Optionally, for each upstream server specify server‑specific parameters including maximum number of connections, server weight, and so on:
upstream stream_backend {
hash $remote_addr consistent;
server backend1.example.com:12345 weight=5;
server backend2.example.com:12345;
server backend3.example.com:12346 max_conns=3;
}
upstream dns_servers {
least_conn;
server 192.168.136.130:53;
server 192.168.136.131:53;
# ...
}
An alternative approach is to proxy traffic to a single server instead of an upstream group. If you identify the server by hostname, and configure the hostname to resolve to multiple IP addresses, then NGINX load balances traffic across the IP addresses using the Round Robin algorithm.
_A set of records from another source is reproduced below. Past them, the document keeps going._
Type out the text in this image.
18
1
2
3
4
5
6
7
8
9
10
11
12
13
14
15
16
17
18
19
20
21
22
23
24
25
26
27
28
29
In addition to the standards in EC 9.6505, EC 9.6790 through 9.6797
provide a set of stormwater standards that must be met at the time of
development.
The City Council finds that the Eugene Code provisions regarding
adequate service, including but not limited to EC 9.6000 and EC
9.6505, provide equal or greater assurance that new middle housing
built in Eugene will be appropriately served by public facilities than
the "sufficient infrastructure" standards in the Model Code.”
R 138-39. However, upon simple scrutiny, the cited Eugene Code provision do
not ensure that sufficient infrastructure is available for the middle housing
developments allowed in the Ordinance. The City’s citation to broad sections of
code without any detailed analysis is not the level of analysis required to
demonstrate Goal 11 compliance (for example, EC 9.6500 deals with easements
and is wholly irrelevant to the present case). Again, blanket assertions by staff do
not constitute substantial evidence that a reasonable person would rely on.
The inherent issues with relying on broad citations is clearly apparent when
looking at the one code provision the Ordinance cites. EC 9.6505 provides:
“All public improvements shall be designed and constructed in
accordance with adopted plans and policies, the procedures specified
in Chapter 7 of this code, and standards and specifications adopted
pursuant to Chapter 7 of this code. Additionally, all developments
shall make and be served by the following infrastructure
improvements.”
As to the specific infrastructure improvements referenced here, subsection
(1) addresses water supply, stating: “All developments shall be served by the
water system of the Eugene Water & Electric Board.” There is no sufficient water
In this case, you must specify the server’s port number in the proxy_pass directive and must not specify the protocol before IP address or hostname:
stream {
# ...
server {
listen 12345;
proxy_pass backend.example.com:12345;
}
}
Configuring Health Checks
NGINX can continually test your TCP or UDP upstream servers, avoid the servers that have failed, and gracefully add the recovered servers into the load‑balanced group.
See TCP Health Checks for instructions how to configure health checks for TCP.
See UDP Health Checks for instructions how to configure health checks for UDP.